MXroute is a “bring your own domain” e-mail service. You provide the domain, we provide service for inbound and outbound e-mail. We provide a strong focus on outbound e-mail delivery, with an adequate (if not above average) focus on inbound e-mail delivery. Our philosophy is that anyone can run an inbound mail server, but getting your e-mail delivered to Gmail, Hotmail, Verizon, AT&T, and Yahoo from one IP address is almost a fantasy.
Provided Services
SMTP, POP3, IMAP, Webmail, Control Panel (DirectAdmin-based)
Privacy
We are committed to protecting your data in a standard fashion. The only time we arguably share data would be when you order service, your basic information is turned into a hash and searched against fraudrecord.com to ensure that you haven’t been reported for fraudulent activity by reputable service providers.

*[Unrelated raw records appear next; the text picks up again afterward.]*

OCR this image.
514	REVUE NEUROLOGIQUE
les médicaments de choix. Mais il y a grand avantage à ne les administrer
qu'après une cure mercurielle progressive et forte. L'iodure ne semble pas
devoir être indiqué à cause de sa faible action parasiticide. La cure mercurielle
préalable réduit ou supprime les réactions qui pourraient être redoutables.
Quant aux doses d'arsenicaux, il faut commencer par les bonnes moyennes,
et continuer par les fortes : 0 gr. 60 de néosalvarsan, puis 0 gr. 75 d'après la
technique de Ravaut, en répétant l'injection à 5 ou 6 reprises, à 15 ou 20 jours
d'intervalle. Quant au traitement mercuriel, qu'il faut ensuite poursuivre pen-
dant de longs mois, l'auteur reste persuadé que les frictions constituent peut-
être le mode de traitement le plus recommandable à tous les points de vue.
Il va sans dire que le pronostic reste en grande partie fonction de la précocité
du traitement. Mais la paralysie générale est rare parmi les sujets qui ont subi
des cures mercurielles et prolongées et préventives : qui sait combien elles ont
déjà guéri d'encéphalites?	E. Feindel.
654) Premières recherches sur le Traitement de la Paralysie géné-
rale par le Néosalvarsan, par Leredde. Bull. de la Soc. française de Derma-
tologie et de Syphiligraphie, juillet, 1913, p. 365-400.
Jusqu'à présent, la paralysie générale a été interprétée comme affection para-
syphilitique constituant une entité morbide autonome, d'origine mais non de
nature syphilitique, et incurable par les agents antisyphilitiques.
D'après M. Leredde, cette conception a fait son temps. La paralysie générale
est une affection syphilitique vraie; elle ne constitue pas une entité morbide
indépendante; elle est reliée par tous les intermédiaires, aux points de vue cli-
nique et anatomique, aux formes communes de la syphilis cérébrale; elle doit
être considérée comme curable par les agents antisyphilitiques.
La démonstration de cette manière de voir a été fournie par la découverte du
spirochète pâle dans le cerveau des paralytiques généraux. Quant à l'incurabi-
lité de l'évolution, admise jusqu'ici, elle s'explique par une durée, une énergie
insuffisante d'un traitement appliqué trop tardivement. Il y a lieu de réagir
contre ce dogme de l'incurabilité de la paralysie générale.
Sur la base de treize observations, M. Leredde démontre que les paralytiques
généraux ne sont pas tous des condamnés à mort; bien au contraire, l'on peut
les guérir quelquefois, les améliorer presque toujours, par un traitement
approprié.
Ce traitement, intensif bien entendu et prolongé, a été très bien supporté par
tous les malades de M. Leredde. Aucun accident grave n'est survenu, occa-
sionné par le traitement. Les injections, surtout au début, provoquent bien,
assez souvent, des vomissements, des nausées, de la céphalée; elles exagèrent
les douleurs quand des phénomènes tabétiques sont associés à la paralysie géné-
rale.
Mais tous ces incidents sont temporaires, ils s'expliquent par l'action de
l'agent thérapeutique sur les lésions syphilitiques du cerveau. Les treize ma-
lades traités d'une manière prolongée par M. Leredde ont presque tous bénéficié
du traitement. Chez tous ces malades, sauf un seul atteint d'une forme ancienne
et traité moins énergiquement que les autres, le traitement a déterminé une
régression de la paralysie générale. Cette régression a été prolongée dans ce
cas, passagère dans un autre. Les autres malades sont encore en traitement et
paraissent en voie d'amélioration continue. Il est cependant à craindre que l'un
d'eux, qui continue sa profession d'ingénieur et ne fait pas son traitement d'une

We do not go out of our way to ensure that we do not have the ability to access your data, as is the standard (and should always be assumed of any service unless clearly otherwise stated). With that said, we are bound by certain legal principles that benefit us most by not accessing the data you store with us (plausible deniability, or “safe harbor”). We monitor and audit our systems regularly, keeping up with known vulnerabilites in open source software and patching or mitigating them immediately.
Who is MXroute?
MXroute is the product of Jarland Donnell. As a system administrator at HostGator in 2013, Jarland saw a pretty clear picture that customers just wanted email that worked. They didn’t want excuses on why an email didn’t reach it’s recipient, explanations of IP reputation or neighboring spammers, or to understand why Yahoo implemented DMARC. They just wanted the emails to reach their destination. At the time, Jarland saw a need and set out to fill it by building MXroute.
In 2019, MXroute became an official legal entity in the state of Texas, MXroute LLC. MXroute remains a family business managed by Jarland and Christine Donnell.
In 2020, due to rapid growth, MXroute hired its first full time dedicated employee, Jarland.
How can I trust a small business?
Sometimes we hear about customers who say “You’re too small to be able to provide us with the production services we need.” We see this as an absolute fallacy of logic. Sometimes they’ll dig through our years of success and find one or two instances of a mistake, then judge us accordingly as though similar or worst mistakes do not occur in larger organizations. If you haven’t seen large companies fail then you haven’t been paying attention. Here’s a few things you probably missed:
Gmail goes down for thousands of users in April of 2020.
Hotmail/Outlook goes down due to overheating servers in 2013.
Those are just a few, and we’re not judging those companies for their failures. Chances are you aren’t either. So why then would you put higher standards on us? Show us a company incapable of mistakes and we’ll show you a company that isn’t too big to fail, but one that either isn’t as transparent or has no customers to see them fail.